Note that the deleter takes an argument of type T
. If you choose to
dump typed pointers into a Vec(voidptr)
, then the deleter function
must also take an argument voidptr
to prevent compiler warnings.
This is normal and a small price to pay for taking advantage of using
voidptr
;
void delete_Person(void* v) {
Person* p = v;
free(p->name);
free(p);
}
...
Vec(voidptr)* v = new_Vec();
push_Vec(voidptr)(v, new_Person("John"));
push_Vec(voidptr)(v, new_Person("Connor"));
delete_Vec(voidptr)(v, delete_Person);
Note that the deleter applies to all items in the Vec
. Therefore it’s
risky to mix types in a Vec(voidptr)
.
The type-safe and better solution is to always specify the type. It involves doing a little more work instantiating the templated type:
typedef Person* Person_ptr;
decl_Vec(Person_ptr);
impl_Vec(Person_ptr);
void delete_Person(Person* p) {
free(p->name);
free(p);
}
...
Vec(Person_ptr)* v = new_Vec();
push_Vec(Person_ptr)(v, new_Person("John"));
push_Vec(Person_ptr)(v, new_Person("Connor"));
delete_Vec(Person_ptr)(v, delete_Person);
Now that we have a deleter function, we can even make a Vec
of Vec_ptr
.
Good stuff
I’m generally not too fond of the need for “ptr” types when we usually
have the asterisk syntax for pointers. That said, I’m happy with how Vec
turned out. Other options for having a growable array in C are usually
not as elegant; they typically involve macros with unpleasant side-effects,
while still requiring typecasts in the user code—take for example
glib’s GArray
.
In languages like C++ and Rust the native vector type handles more naturally,
but this implementation is as good as it gets in C.

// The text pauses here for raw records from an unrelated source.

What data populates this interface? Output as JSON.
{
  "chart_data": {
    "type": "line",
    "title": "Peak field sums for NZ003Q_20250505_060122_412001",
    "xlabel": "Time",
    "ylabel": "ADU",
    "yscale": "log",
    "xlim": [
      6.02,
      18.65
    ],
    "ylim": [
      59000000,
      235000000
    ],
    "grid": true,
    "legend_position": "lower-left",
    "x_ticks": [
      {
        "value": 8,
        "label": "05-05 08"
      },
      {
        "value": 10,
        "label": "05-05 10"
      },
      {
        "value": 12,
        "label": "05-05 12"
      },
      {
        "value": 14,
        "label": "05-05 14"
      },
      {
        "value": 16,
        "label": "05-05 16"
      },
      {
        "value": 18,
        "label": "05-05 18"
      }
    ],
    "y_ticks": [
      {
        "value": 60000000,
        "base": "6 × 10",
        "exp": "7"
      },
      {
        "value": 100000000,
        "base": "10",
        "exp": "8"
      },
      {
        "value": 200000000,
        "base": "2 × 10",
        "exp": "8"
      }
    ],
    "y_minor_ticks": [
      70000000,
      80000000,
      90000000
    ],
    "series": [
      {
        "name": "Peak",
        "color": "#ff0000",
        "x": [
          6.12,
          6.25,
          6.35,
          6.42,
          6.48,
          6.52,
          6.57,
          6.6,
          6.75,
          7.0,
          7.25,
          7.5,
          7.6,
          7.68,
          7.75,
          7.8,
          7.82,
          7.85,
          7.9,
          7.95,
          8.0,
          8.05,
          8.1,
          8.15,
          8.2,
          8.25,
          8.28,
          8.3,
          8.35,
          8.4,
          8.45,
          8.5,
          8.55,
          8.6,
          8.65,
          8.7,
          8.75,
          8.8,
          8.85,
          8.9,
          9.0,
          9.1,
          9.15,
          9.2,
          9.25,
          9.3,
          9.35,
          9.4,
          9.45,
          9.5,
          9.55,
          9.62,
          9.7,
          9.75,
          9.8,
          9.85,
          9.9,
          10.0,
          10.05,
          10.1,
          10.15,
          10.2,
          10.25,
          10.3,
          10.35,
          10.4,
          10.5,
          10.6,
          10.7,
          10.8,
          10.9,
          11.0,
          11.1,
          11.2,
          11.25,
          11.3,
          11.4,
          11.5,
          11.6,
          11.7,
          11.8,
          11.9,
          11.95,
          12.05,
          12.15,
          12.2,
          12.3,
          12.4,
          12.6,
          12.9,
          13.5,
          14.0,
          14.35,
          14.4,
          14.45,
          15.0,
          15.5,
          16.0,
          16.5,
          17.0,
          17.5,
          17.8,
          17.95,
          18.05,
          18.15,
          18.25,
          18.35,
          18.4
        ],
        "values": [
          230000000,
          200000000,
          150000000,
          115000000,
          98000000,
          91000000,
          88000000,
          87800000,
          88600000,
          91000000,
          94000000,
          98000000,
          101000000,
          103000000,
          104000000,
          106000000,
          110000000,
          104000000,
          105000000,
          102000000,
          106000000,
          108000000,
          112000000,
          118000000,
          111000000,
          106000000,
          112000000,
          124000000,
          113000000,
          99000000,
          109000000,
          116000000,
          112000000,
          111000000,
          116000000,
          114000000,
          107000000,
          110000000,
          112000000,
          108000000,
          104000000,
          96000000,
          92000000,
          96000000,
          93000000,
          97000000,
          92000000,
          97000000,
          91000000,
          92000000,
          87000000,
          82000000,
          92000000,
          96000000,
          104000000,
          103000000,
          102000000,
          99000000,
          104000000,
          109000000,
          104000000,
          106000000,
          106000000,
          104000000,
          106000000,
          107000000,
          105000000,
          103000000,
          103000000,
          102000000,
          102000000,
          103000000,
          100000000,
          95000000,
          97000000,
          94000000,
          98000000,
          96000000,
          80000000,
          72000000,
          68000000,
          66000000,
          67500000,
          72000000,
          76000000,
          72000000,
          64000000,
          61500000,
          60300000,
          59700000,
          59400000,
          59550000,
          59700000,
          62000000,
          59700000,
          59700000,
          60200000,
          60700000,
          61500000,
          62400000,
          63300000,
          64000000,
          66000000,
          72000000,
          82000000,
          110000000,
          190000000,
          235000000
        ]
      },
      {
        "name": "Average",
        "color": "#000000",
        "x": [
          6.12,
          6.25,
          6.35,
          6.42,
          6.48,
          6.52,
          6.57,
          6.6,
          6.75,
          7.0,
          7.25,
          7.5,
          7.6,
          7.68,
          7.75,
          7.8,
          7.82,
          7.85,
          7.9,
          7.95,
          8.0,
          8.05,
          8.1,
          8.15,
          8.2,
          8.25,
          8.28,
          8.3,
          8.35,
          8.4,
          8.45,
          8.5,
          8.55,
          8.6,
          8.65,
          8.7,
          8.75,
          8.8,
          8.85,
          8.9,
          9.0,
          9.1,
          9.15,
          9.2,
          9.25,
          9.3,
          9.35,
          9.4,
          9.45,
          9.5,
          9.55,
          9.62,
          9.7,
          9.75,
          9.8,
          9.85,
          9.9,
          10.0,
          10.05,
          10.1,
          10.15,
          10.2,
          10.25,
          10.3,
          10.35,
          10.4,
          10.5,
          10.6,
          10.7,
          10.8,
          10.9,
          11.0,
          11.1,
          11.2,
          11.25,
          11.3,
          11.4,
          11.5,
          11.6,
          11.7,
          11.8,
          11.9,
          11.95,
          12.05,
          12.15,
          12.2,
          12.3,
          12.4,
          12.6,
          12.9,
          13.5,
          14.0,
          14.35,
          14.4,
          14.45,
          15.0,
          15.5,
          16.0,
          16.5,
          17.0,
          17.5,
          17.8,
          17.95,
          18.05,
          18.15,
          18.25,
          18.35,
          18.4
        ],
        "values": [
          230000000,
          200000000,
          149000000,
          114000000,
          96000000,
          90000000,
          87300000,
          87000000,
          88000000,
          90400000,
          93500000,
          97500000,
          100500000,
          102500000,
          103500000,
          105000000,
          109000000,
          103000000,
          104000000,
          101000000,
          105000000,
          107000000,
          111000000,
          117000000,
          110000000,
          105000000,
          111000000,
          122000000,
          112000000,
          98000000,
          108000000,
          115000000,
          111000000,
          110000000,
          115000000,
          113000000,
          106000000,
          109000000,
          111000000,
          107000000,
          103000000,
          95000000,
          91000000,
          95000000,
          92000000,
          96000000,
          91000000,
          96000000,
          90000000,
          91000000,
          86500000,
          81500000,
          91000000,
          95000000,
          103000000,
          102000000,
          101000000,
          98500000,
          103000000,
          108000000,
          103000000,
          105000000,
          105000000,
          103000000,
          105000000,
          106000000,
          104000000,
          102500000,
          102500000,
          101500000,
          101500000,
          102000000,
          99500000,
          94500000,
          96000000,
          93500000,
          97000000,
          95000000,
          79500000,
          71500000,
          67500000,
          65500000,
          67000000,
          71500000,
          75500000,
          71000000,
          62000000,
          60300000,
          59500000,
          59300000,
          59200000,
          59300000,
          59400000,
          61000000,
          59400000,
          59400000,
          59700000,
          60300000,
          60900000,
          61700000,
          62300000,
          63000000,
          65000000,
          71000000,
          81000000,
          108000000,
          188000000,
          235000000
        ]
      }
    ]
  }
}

Making an array of pointers and dealing with ownership is nothing new,
but combined with a destructor-like deleter and a template-like syntax
our generic Vec
type in C is a solid reproduction.
I hope you can see it’s a small step from here to move the deleter function into the “object”, at which point we start morphing into C with classes.
Writing template functions as macros is still cumbersome, and having a real template preprocessor for C is still (kind of) on the wishlist.